Dunia politik masih dianggap tabu oleh sebagian kaum hawa di negeri ini. Politik masih dianggap keras, kotor, licik dan menakutkan. Meskipun dalam pemilu 2004, sudah ada aturan quota 30% sebagai affirmative action, akan tetapi realitasnya masih jauh dari apa yang diharapkan. Hal ini terlihat dari komposisi gender baik di DPR, DPD, DPRD maupun kepala daerah masih timpang. Menurut Syaefullah Ma’shum (Anggota Komisi II DPR RI) dalam seminar tentang ’Paket UU Politik Menuju Penguatan Keterwakilan Perempuan dalam Pemilu 2009’ di Hotel Zamrud Cirebon, Selasa 11 September 2007 mengatakan, bahwa problem yang dihadapi dalam perjuangan pengarusutamaan gender ada tiga unsur; pertama, sebagian kaum lelaki yang memegang kekuasaan politik belum memahami pemahaman dan visi yang pro terhadap pengarusutamaan gender.

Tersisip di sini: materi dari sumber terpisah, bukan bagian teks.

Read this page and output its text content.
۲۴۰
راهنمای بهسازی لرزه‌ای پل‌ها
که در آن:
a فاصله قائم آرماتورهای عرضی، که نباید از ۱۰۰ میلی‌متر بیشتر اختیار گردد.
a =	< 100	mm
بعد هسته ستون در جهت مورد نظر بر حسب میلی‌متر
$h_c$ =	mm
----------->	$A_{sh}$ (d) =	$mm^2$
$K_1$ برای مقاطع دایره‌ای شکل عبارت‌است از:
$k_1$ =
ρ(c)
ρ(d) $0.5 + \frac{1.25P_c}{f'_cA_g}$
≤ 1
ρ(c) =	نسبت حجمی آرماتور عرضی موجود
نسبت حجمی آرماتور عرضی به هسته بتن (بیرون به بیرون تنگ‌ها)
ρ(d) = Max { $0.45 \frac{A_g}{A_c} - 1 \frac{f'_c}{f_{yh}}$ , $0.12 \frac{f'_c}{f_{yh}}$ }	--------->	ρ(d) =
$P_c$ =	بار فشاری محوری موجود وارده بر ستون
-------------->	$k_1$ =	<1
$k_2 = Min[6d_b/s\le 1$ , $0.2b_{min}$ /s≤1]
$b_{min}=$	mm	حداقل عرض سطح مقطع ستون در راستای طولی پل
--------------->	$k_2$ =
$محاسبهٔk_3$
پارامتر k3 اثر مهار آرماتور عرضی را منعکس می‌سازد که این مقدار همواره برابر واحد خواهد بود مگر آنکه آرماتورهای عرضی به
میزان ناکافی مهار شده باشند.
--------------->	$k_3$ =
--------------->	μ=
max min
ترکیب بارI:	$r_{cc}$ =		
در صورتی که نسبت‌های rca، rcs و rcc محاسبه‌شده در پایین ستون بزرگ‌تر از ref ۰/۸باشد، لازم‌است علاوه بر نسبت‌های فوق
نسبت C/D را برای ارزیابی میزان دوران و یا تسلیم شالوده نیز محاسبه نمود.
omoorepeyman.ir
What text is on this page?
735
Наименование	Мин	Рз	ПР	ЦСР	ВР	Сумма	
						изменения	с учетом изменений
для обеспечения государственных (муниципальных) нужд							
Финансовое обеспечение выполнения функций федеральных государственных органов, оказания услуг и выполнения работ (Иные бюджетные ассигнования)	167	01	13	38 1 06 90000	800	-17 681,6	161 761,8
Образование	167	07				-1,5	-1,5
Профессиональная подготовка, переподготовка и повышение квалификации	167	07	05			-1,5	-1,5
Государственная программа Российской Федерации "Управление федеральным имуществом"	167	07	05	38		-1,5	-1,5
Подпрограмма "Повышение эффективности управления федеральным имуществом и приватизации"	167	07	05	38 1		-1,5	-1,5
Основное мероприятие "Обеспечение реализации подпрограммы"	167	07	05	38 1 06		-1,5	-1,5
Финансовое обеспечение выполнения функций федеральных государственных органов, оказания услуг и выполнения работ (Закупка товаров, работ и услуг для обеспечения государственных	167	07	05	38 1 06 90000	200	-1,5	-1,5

Kedua, inkonsistensi perjuangan pengarusutamaan gender dari kaum perempuan. Ketiga, strategi gerakan yang terkesan monoton dan eksklusif dan keempat, akibat dari ketiga problem tersebut adalah perjuangan pengarusutamaan gender dalam program legislasi dan kegiatan politik tampak lebih merupakan komoditas politik dari kekuatan politik belaka. Pernyataan tersebut kesannya terlalu pesimis dengan perjuangan gerakan perempuan selama ini. Seharusnya yang perlu dipertajam lagi adalah apakah affirmative action ini hanya sebuah tuntutan yang terlalu dipaksakan tanpa melihat kwalitas perempuan itu sendiri atau memang sudah menjadi keharusan yang perlu didukung oleh berbagai pihak? Karena quota 30 % itu sendiri masih menjadi perdebatan. Padahal angka 30 itu sendiri merupakan angka yang cukup signifikan dalam mengambil keputusan. Kalau secara demografis, memang jumlah penduduk Indonesia lebih banyak perempuan. Jadi kalau kita mau menuntut sebenarnya bisa lebih dari 50%, tapi perempuan tidak egois cukup 30% saja.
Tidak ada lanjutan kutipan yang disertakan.